TORONTO -- The Blue Jays recalled Rowdy Tellez from Triple-A Buffalo prior to Tuesday’s game at Rogers Centre and plan to give the first baseman another opportunity to prove himself down the stretch.
The 24-year-old opened the season with Toronto and appeared in 78 games, in which he hit 14 homers and drove in 40 runs. Manager Charlie Montoyo was more concerned with the numbers that support those counting stats, like Tellez’s .227 average and .280 on-base percentage.
“In the big leagues, they find your hole and they keep going at it,” Montoyo said. “He couldn’t make an adjustment with that, so it seemed like everybody was either [throwing] high fastballs or sliders in on him, and he was swinging and missing. He has to make an adjustment.”
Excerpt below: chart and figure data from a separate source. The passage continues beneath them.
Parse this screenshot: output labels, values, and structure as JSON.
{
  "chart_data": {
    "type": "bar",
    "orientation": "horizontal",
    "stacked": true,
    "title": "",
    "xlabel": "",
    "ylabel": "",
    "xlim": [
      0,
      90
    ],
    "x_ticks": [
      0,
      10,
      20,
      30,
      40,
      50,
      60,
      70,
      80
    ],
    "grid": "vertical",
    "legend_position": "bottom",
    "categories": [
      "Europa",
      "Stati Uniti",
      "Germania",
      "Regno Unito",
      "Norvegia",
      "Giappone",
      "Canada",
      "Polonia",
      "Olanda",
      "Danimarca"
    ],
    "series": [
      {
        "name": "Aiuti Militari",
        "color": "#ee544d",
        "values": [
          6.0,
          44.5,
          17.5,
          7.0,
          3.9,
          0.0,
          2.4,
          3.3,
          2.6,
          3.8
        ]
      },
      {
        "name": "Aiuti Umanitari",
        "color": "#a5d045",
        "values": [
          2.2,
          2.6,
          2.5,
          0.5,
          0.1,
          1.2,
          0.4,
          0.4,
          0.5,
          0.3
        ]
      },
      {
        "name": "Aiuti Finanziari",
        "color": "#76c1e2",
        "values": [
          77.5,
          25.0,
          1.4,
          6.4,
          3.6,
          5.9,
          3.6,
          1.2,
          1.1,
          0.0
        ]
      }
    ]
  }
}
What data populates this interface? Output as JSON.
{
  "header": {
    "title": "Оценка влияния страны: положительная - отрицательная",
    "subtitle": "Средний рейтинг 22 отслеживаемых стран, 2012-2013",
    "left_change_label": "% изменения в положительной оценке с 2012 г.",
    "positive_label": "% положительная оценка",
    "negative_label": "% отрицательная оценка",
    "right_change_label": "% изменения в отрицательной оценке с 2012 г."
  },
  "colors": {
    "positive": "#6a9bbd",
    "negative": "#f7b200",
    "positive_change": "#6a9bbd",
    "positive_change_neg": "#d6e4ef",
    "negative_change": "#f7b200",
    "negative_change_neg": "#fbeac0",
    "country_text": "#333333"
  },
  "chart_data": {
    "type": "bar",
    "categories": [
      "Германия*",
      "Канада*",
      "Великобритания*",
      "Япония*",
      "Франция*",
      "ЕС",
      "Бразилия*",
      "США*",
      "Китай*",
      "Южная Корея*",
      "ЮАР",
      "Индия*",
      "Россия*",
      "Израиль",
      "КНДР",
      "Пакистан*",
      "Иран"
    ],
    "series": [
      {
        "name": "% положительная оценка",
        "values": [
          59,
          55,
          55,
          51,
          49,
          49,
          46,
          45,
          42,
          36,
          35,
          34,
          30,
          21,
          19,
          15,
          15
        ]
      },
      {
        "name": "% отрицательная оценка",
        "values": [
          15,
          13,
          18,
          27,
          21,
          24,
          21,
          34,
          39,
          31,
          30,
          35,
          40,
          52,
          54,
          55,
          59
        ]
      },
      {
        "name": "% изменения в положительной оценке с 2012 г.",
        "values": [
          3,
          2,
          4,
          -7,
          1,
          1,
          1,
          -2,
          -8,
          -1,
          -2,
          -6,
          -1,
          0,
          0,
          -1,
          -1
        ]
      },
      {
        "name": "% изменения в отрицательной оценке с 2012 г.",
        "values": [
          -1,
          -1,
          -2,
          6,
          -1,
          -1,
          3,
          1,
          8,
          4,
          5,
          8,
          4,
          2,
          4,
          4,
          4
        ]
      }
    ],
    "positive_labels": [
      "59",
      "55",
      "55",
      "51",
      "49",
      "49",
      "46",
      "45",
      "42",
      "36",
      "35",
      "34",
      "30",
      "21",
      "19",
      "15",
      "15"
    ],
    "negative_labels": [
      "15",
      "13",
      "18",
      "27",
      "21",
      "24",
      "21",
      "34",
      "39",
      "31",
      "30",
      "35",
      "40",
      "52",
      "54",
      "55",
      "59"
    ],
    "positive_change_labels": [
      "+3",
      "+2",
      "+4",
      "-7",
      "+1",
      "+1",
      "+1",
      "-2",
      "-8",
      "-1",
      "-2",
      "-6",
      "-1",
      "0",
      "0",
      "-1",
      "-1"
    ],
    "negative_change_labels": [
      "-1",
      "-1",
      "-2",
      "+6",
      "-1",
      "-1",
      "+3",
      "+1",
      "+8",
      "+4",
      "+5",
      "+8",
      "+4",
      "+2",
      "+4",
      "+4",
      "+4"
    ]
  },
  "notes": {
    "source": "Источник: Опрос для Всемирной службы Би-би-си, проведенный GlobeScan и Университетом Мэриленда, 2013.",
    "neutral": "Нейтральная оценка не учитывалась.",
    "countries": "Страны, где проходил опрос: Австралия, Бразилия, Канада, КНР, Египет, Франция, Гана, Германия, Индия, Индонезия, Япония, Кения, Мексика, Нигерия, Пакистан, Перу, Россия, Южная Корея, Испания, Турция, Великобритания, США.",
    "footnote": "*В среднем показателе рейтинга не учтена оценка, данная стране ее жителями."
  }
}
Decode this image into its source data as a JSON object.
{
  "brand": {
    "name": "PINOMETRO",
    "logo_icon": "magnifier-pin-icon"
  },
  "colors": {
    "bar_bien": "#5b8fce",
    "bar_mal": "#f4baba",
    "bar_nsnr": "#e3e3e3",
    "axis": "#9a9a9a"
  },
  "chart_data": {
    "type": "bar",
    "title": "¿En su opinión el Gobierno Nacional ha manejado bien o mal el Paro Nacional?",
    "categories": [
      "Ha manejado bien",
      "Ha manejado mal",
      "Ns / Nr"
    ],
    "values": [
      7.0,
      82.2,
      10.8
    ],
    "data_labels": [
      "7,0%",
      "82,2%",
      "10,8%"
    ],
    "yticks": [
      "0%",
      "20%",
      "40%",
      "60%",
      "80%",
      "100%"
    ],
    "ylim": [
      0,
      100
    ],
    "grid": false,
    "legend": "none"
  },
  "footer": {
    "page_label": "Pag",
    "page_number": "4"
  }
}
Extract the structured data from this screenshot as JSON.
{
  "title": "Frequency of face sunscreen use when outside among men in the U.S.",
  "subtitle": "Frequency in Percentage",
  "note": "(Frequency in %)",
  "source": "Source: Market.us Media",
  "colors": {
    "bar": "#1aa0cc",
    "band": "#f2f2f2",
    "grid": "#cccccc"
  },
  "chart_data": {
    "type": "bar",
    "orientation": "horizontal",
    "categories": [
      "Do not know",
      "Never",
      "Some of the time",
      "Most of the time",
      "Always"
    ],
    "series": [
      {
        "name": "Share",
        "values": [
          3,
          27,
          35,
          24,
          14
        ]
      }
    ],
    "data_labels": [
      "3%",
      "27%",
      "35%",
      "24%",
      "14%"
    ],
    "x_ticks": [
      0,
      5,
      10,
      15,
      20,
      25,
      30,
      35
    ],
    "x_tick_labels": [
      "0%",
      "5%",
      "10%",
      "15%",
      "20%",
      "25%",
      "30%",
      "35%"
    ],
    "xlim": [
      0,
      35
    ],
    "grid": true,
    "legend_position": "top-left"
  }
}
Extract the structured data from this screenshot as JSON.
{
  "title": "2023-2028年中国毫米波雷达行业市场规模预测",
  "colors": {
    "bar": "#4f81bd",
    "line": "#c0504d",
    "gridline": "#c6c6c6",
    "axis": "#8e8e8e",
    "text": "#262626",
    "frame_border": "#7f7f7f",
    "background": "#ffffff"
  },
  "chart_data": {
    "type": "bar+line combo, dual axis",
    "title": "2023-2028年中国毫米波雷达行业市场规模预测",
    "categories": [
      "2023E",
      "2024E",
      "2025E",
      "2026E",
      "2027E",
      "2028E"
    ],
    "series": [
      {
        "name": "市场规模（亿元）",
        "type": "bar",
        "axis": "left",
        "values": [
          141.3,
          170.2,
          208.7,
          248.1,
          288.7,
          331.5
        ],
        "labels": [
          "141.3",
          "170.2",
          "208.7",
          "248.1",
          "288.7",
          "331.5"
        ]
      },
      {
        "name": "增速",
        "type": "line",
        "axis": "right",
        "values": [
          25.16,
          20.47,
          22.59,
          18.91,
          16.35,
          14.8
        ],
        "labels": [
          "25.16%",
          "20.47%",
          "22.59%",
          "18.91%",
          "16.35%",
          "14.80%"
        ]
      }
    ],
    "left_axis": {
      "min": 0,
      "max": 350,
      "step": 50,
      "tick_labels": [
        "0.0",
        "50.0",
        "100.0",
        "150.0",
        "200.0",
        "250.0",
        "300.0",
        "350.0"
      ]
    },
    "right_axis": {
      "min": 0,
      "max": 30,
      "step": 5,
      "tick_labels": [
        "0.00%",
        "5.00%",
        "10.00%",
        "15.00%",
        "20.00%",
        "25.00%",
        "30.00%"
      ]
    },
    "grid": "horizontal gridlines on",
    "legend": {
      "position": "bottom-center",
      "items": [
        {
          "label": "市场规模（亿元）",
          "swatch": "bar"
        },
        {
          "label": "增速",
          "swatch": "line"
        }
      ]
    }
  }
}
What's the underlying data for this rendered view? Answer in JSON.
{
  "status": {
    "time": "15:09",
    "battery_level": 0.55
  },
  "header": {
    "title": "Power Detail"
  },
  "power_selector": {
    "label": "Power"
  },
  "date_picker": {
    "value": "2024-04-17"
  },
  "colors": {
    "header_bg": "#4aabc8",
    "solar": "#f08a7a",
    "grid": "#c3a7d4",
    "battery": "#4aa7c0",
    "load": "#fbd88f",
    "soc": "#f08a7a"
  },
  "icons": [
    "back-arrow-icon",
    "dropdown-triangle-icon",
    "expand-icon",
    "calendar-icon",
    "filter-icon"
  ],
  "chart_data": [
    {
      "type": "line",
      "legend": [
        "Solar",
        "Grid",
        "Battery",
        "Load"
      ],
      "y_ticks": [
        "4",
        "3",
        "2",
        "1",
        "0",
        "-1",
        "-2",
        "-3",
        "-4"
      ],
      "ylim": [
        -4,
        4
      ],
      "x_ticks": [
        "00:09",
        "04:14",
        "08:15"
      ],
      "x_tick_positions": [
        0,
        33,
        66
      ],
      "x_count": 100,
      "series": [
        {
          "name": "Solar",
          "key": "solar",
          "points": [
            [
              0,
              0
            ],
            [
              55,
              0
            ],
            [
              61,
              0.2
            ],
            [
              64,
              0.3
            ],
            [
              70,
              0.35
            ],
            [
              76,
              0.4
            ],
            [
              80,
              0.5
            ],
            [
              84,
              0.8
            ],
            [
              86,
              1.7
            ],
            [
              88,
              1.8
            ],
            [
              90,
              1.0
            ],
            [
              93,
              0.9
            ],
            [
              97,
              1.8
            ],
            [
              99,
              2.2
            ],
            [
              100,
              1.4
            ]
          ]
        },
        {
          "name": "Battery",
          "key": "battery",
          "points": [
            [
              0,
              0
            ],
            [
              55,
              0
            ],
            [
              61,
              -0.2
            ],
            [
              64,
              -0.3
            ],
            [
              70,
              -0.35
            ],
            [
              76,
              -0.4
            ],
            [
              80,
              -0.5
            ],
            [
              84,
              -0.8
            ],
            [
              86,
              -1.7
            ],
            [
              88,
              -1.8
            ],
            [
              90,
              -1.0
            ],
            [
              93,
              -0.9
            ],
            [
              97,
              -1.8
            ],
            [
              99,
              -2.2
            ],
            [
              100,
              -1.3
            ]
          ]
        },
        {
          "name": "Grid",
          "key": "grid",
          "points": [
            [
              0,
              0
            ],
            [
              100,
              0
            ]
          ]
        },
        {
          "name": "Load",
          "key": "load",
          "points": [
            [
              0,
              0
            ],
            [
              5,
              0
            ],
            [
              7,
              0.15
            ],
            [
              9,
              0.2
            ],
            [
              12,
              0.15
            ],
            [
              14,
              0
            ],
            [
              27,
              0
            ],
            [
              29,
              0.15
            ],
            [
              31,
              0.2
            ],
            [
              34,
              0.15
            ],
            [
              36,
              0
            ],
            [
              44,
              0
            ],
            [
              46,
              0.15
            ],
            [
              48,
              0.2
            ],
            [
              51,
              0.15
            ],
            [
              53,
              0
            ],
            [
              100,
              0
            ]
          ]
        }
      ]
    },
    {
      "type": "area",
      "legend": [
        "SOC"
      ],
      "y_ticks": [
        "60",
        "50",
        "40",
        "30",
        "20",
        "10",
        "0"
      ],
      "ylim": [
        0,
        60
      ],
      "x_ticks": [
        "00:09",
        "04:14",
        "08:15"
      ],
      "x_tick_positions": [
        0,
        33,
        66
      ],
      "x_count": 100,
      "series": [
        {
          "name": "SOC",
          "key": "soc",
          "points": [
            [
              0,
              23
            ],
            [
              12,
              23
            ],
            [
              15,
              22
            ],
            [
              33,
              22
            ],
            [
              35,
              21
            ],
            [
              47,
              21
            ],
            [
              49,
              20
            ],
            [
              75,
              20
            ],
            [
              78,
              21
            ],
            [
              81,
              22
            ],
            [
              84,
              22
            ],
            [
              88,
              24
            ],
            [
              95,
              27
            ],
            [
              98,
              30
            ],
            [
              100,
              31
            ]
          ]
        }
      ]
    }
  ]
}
Tellez adds another young face to the clubhouse for the Blue Jays, who recently lost Freddy Galvis on waivers to the Reds. At just 29 years old, Galvis doesn’t qualify as a grizzled veteran on most teams, but on this Blue Jays roster, he was exactly that. His departure can be directly tied to Tellez’s return as it opens up more at-bats on the infield and at DH.
It’s no longer a matter of transitioning to a younger roster. The youth has already arrived, with more waves to come, and they’re being fully deployed at nearly every spot on the diamond. That could mean a step back in reps for Justin Smoak, 32, who now exists as one of the lone holdovers from the Blue Jays’ rosters of two or three seasons ago.
“Rowdy’s probably going to play more than Smoak, if I have to guess right now,” Montoyo said. “You have seen that everybody gets to play. Smoak will still play, but I want to see Rowdy. I want to see what kinds of adjustments he made.”
Getting more specific, Tellez says that he’s adjusted his stance to be slightly more upright, which gets him back to the “normal” feeling he had in prior seasons. This came from a conversation with Buffalo hitting coach Corey Hart, who also helped Lourdes Gurriel Jr. and Teoscar Hernández, among others, rediscover their swings during demotions earlier this season.
Tellez believes that this will allow him to drive the ball to the opposite field on pitches that he was fouling off earlier in the season.
“I wasn’t playing very well. I wasn’t playing up to what I was supposed to be doing,” Tellez said. “They needed to do whatever they could to help the team win and that was an option they had to make. I accepted it and went down there with a positive mindset, the mindset that I needed to get better and improve on what I was doing. I was able to do that and get back up here.